Cream reunited for the first time in 36 years tonight in 2005 for the first of four shows at London's Royal Albert Hall. Fans came from all over the world and paid as much as £500 for tickets to the show Eric Clapton had agreed to the reunion as his former bandmates Jack Bruce and Ginger Baker were getting old, and Baker was broke. He made quite a lot of money from the shows, and, as documented in the bio-pic Beware of Mr. Baker, promptly blew it all on polo ponies.

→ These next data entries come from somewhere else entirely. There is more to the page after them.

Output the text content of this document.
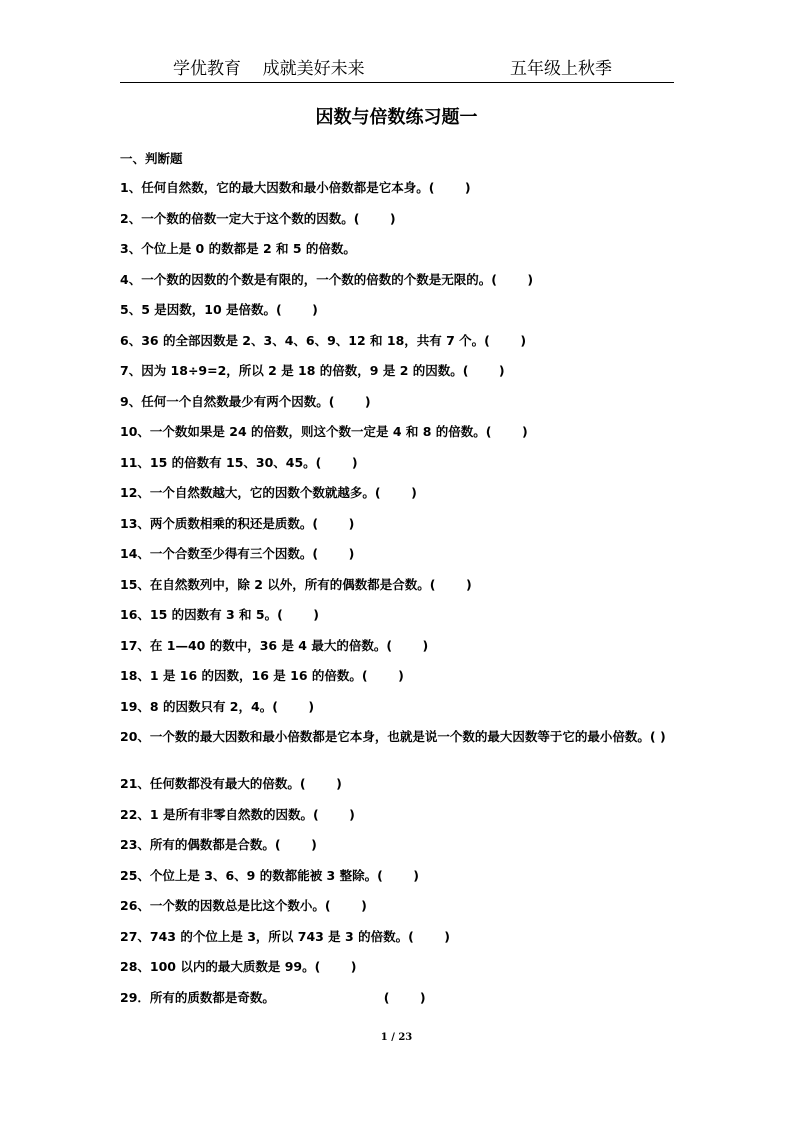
学优教育    成就美好未来	五年级上秋季
因数与倍数练习题一
一、判断题
1、任何自然数，它的最大因数和最小倍数都是它本身。(       )
2、一个数的倍数一定大于这个数的因数。(       )
3、个位上是 0 的数都是 2 和 5 的倍数。
4、一个数的因数的个数是有限的，一个数的倍数的个数是无限的。(       )
5、5 是因数，10 是倍数。(       )
6、36 的全部因数是 2、3、4、6、9、12 和 18，共有 7 个。(       )
7、因为 18÷9=2，所以 2 是 18 的倍数，9 是 2 的因数。(       )
9、任何一个自然数最少有两个因数。(       )
10、一个数如果是 24 的倍数，则这个数一定是 4 和 8 的倍数。(       )
11、15 的倍数有 15、30、45。(       )
12、一个自然数越大，它的因数个数就越多。(       )
13、两个质数相乘的积还是质数。(       )
14、一个合数至少得有三个因数。(       )
15、在自然数列中，除 2 以外，所有的偶数都是合数。(       )
16、15 的因数有 3 和 5。(       )
17、在 1—40 的数中，36 是 4 最大的倍数。(       )
18、1 是 16 的因数，16 是 16 的倍数。(       )
19、8 的因数只有 2，4。(       )
20、一个数的最大因数和最小倍数都是它本身，也就是说一个数的最大因数等于它的最小倍数。( )
21、任何数都没有最大的倍数。(       )
22、1 是所有非零自然数的因数。(       )
23、所有的偶数都是合数。(       )
25、个位上是 3、6、9 的数都能被 3 整除。(       )
26、一个数的因数总是比这个数小。(       )
27、743 的个位上是 3，所以 743 是 3 的倍数。(       )
28、100 以内的最大质数是 99。(       )
29．所有的质数都是奇数。                         (       )
1 / 23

14 tourists on a "Magical Mystery" tour bus in Liverpool stopping at the childhood homes of The Beatles and places mentioned in their songs today in 2009 apparently didn't notice that among them was the man who'd first turned the band on to pot on their first visit to America in 1964, Bob Dylan, who was on a break from his tour there.

Rock and Roll Birthdays

Link Wray would be 91 if he'd made it past 76. He and Dave Davies of The Kinks are widely credited as the first to intentionally distort the sound of their electric guitars, and Link influenced enough other players he was nominated...and snubbed...by the Rock and Roll Hall of Fame in 2013 and 2017, and Joe Walsh and Jimmy Page are still pissed about it.

Steppenwolf keyboard player Goldy McJohn would be 75 if he hadn't left us in 2017. Originally from Toronto, he passed as possibly the most famous resident of Burien.

Former Foreigner lead singer Lou Gramm is 70, and not to be confused with former Pioneer Square whorehouse madame Lou Graham, who died in 1903 as the richest woman in Seattle.